By Dan Zegart from Climate Investigations Center
If Donald Trump really wants to get rid of federal corporate welfare, he should be frantically tweeting against a congressional plan that could send billions to the grossly mismanaged Kemper power plant by expanding tax credits for injecting carbon dioxide into oil fields.
These so-called “45Q” tax credits would get richer and could even become a permanent part of the federal tax code depending on which of three bills now being considered by Congress becomes law.
And that could result in the so-called “clean coal” Kemper facility that utility giant Southern Company is building in eastern Mississippi getting between $789 million and $4.5 billion, according to a new report co-authored by Friends of the Earth and Taxpayers for Common Sense — Coal Tax Subsidies: A Boon For Kemper.
“Instead of keeping CO2 out of the atmosphere through permanent underground storage, 45Q has primarily served as a subsidy for oil production,” says the report. “Most of the credits have been claimed for CO2 collected at natural gas processing facilities and then used by oil producers for enhanced oil recovery. Any expansion of the provision would only serve as an additional oil subsidy on top of the billions of dollars in subsidies the industry already receives each year.”

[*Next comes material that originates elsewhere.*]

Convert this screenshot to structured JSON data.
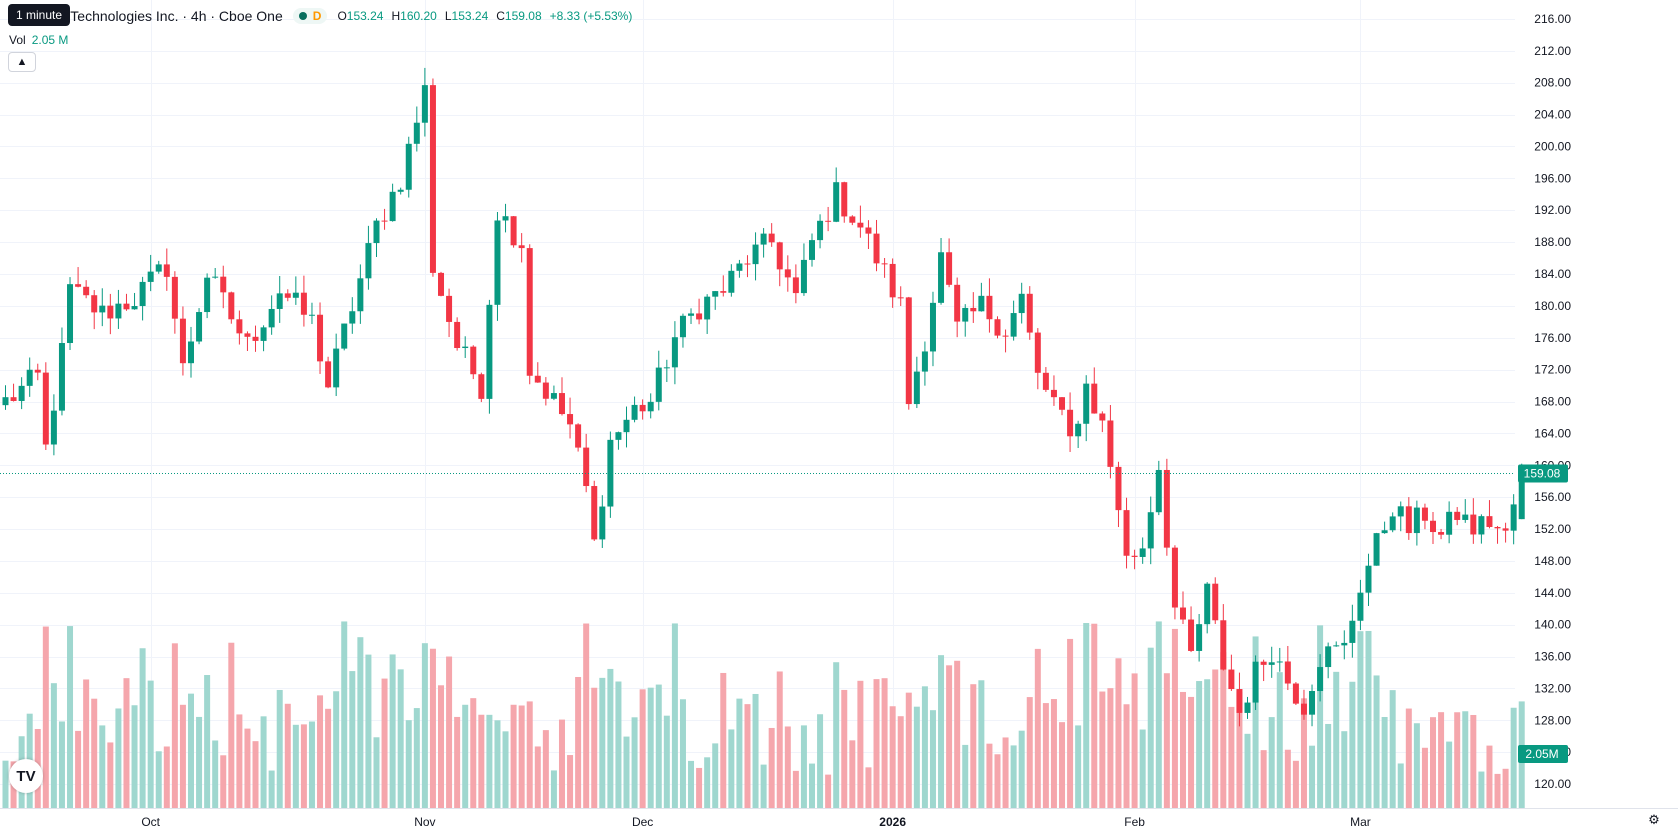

The report also notes another troubling fact – that CO2 leaks from oil fields using enhanced oil recovery, including through carbon dioxide “blow-outs” in which the gas comes blasting out of the ground very much like an oil gusher. At least three of these incidents have taken place in Mississippi and one in Lousiana since 2007.
CO2 gas, which is heavier than air and settles in hollows and near ground level, can fatally suffocate anyone who breathes it in. The Mississippi blow-outs resulted in evacuations of residents and oil field workers.

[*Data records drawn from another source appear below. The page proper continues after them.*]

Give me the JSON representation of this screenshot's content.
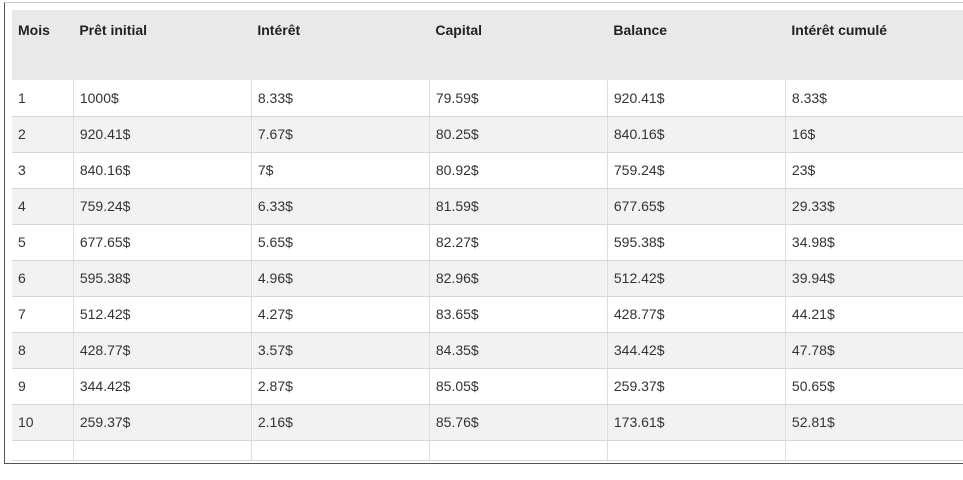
{
  "table": {
    "headers": [
      "Mois",
      "Prêt initial",
      "Intérêt",
      "Capital",
      "Balance",
      "Intérêt cumulé"
    ],
    "rows": [
      [
        "1",
        "1000$",
        "8.33$",
        "79.59$",
        "920.41$",
        "8.33$"
      ],
      [
        "2",
        "920.41$",
        "7.67$",
        "80.25$",
        "840.16$",
        "16$"
      ],
      [
        "3",
        "840.16$",
        "7$",
        "80.92$",
        "759.24$",
        "23$"
      ],
      [
        "4",
        "759.24$",
        "6.33$",
        "81.59$",
        "677.65$",
        "29.33$"
      ],
      [
        "5",
        "677.65$",
        "5.65$",
        "82.27$",
        "595.38$",
        "34.98$"
      ],
      [
        "6",
        "595.38$",
        "4.96$",
        "82.96$",
        "512.42$",
        "39.94$"
      ],
      [
        "7",
        "512.42$",
        "4.27$",
        "83.65$",
        "428.77$",
        "44.21$"
      ],
      [
        "8",
        "428.77$",
        "3.57$",
        "84.35$",
        "344.42$",
        "47.78$"
      ],
      [
        "9",
        "344.42$",
        "2.87$",
        "85.05$",
        "259.37$",
        "50.65$"
      ],
      [
        "10",
        "259.37$",
        "2.16$",
        "85.76$",
        "173.61$",
        "52.81$"
      ]
    ]
  }
}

A blowout in Tinsley Field, near Yazoo City, Mississippi, killed deer, an armadillo, a blue heron and countless birds and other wildlife, while sending one emergency responder to the hospital.
This catastrophic event in August and September of 2011 took 37 days to bring under control at a cost of some $53 million. Specialized equipment and crews had to be brought in from Texas to fight the blow-out, including emergency response teams from companies like Boots & Coots, which worked on the Deepwater Horizon disaster, according to documents from the Mississippi Department of Environmental Quality obtained via a public records request.
But while the frequency of oil field CO2 blowouts is increasing, they are not everyday occurrences.
But the steady hiss of CO2 leakage from oil fields is, according to oil industry insiders.
“CO2 sequestration in oil fields is a myth,” said one Mississippi oil well operator who requested anonymity over fears of economic retaliation. “And it’s not surprising these fields leak like crazy because the oil companies don’t give a damn about that. They just want to get their oil.”
Industry insiders say leaks are pervasive for several reasons. One, CO2 injection is used in older oil fields that often date to the 1930s or 1940s where well equipment is rusty and poorly maintained. And secondly, CO2 is so corrosive, it eats through conventional steel piping.
Only prohibitively expensive nickel-plated steel can withstand the gas. Thirdly, soils in some parts of the country – such as the southeast, including Mississippi – aren’t suitable for CO2 injection.
Says Lukas Ross, a lead author of the new report, CO2 injection is a lousy choice to reduce carbon pollution because even if the CO2 didn’t leak, producing additional carbon-laden oil cancels out any benefits.
“You’re using carbon from a dirty fossil fuel to produce more of another dirty fossil fuel,” said Ross. “Where’s the sense in that?”
While some Mississippians hope that subsidies like the 45Q tax credits could ease the burden of the Kemper plant on local utility customers who may be asked to shoulder $4 billion of the plant’s runaway $7 billion cost – which has risen almost every month from Southern Company original estimate of $2.4 billion in 2010 – the Department of Energy has already given the company more than $400 million, while the state of Mississippi backed $1 billion in bonds, none of which has so far resulted in any reduction of the burden on the utility’s 186,000 rate-payers in southeastern Mississippi, who may see their utility bills double if state regulators give Kemper final approval – an issue that is expected to be settled sometime in 2017.
Southern’s Kemper project has attracted plenty of negative attention from outside of the state. The Securities and Exchange Commission is investigating whether Southern Company deliberately misrepresented when the plant could go on line, charges detailed in July in an in-depth New York Times investigation.
The Times piece appeared after the company illegally fired a whistleblower who charged that company personnel deliberately broke the “logic ties” in software that generates Kemper’s construction schedule to make it look like the plant would go on-line as originally planned in 2014. Southern now admits the plant won’t be in commercial operation until December 31, 2016, but engineers who worked on the plant are betting that that milestone won’t be achieved until mid or late 2017 – if it ever operates successfully.
The Kemper plant is designed to use two huge reactor-like gasifiers to turn low-grade lignite coal into a synthetic gas similar to natural gas, which then operates a turbine to generate electricity, but so far neither gasifier has been able to run for more than a few days, and then only at a fraction of its rated capacity. In the meantime, the plant is operating as a conventional natural gas-fired power plant.